DV: You just left Kansas City and flew here to Dallas to eat barbecue here at Hard 8. Is there a statement there about Kansas City barbecue that should be implied from that?
DEJ: No [laughing]. I don’t think so.
Reporter: You mentioned Man v. Food. Have you ever done any food eating challenges?
DEJ: No. It’s just a great show. I think my girlfriend got me into watching all those shows. I like Man v. Food, Diners Drive-ins and Dive. Restaurant Impossible is pretty good too.
Reporter: Are your recipes on your website?
DEJ: No. I just copied Myron’s recipes.
Reporter: [to Dale pointing to me] Ask this guy what he does for a living.
DV: Hi. I think you might have a copy of my book. At least I signed a copy for you that a friend of yours brought to one of my book signings.

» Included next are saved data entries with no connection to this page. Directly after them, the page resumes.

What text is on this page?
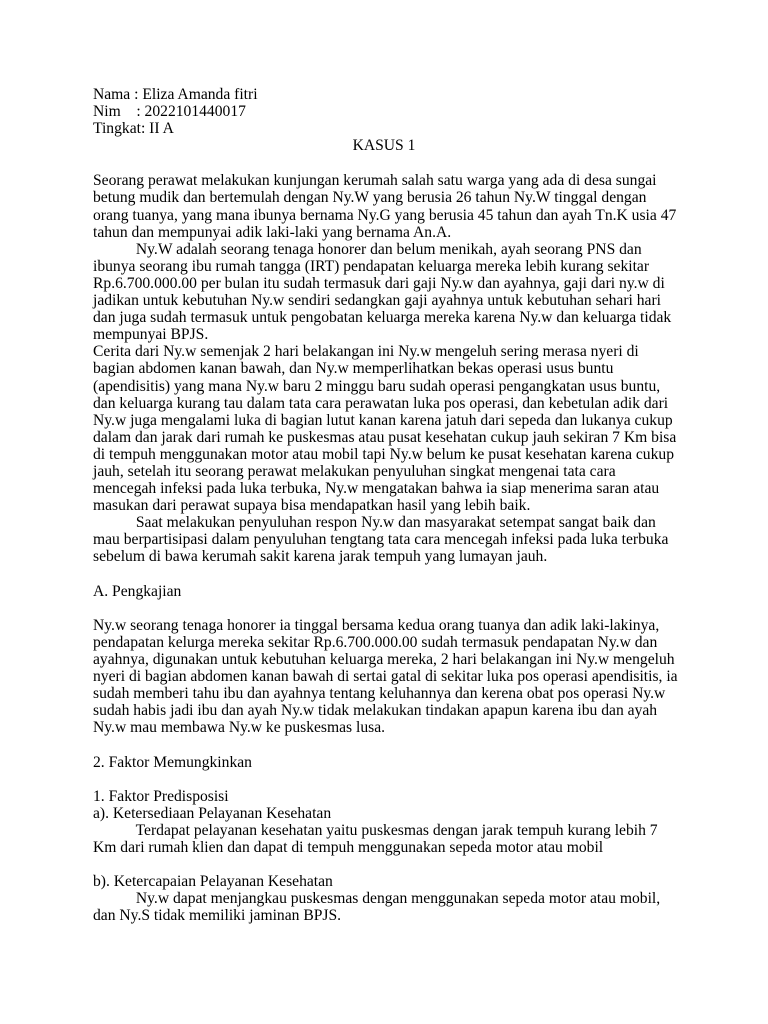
Nama : Eliza Amanda fitri
Nim    : 2022101440017
Tingkat: II A
KASUS 1
Seorang perawat melakukan kunjungan kerumah salah satu warga yang ada di desa sungai
betung mudik dan bertemulah dengan Ny.W yang berusia 26 tahun Ny.W tinggal dengan
orang tuanya, yang mana ibunya bernama Ny.G yang berusia 45 tahun dan ayah Tn.K usia 47
tahun dan mempunyai adik laki-laki yang bernama An.A.
Ny.W adalah seorang tenaga honorer dan belum menikah, ayah seorang PNS dan
ibunya seorang ibu rumah tangga (IRT) pendapatan keluarga mereka lebih kurang sekitar
Rp.6.700.000.00 per bulan itu sudah termasuk dari gaji Ny.w dan ayahnya, gaji dari ny.w di
jadikan untuk kebutuhan Ny.w sendiri sedangkan gaji ayahnya untuk kebutuhan sehari hari
dan juga sudah termasuk untuk pengobatan keluarga mereka karena Ny.w dan keluarga tidak
mempunyai BPJS.
Cerita dari Ny.w semenjak 2 hari belakangan ini Ny.w mengeluh sering merasa nyeri di
bagian abdomen kanan bawah, dan Ny.w memperlihatkan bekas operasi usus buntu
(apendisitis) yang mana Ny.w baru 2 minggu baru sudah operasi pengangkatan usus buntu,
dan keluarga kurang tau dalam tata cara perawatan luka pos operasi, dan kebetulan adik dari
Ny.w juga mengalami luka di bagian lutut kanan karena jatuh dari sepeda dan lukanya cukup
dalam dan jarak dari rumah ke puskesmas atau pusat kesehatan cukup jauh sekiran 7 Km bisa
di tempuh menggunakan motor atau mobil tapi Ny.w belum ke pusat kesehatan karena cukup
jauh, setelah itu seorang perawat melakukan penyuluhan singkat mengenai tata cara
mencegah infeksi pada luka terbuka, Ny.w mengatakan bahwa ia siap menerima saran atau
masukan dari perawat supaya bisa mendapatkan hasil yang lebih baik.
Saat melakukan penyuluhan respon Ny.w dan masyarakat setempat sangat baik dan
mau berpartisipasi dalam penyuluhan tengtang tata cara mencegah infeksi pada luka terbuka
sebelum di bawa kerumah sakit karena jarak tempuh yang lumayan jauh.
A. Pengkajian
Ny.w seorang tenaga honorer ia tinggal bersama kedua orang tuanya dan adik laki-lakinya,
pendapatan kelurga mereka sekitar Rp.6.700.000.00 sudah termasuk pendapatan Ny.w dan
ayahnya, digunakan untuk kebutuhan keluarga mereka, 2 hari belakangan ini Ny.w mengeluh
nyeri di bagian abdomen kanan bawah di sertai gatal di sekitar luka pos operasi apendisitis, ia
sudah memberi tahu ibu dan ayahnya tentang keluhannya dan kerena obat pos operasi Ny.w
sudah habis jadi ibu dan ayah Ny.w tidak melakukan tindakan apapun karena ibu dan ayah
Ny.w mau membawa Ny.w ke puskesmas lusa.
2. Faktor Memungkinkan
1. Faktor Predisposisi
a). Ketersediaan Pelayanan Kesehatan
Terdapat pelayanan kesehatan yaitu puskesmas dengan jarak tempuh kurang lebih 7
Km dari rumah klien dan dapat di tempuh menggunakan sepeda motor atau mobil
b). Ketercapaian Pelayanan Kesehatan
Ny.w dapat menjangkau puskesmas dengan menggunakan sepeda motor atau mobil,
dan Ny.S tidak memiliki jaminan BPJS.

DEJ: Yes. I’ve got this book…a hardback, a thick one. Y’all went to a lot of restaurants. Like ton and tons. I peeked through the book, but I haven’t read it yet.
Maybe he will now.
Three days after the interview, Dale Jr. finished 8th at the race in Kansas. Going into this weekend’s race at Texas Motor Speedway he sits in the 7th spot overall, just 56 points behind leader Matt Kenseth. If you don’t have anyone to root for in the race, then you might as well pull for the guy with a real love for barbecue. If you’ll be at the race, then you might want to track down the Pig Rig at TMS where they’ll be selling a Shake ‘n Bacon Brew milkshake with beer and bacon mixed in.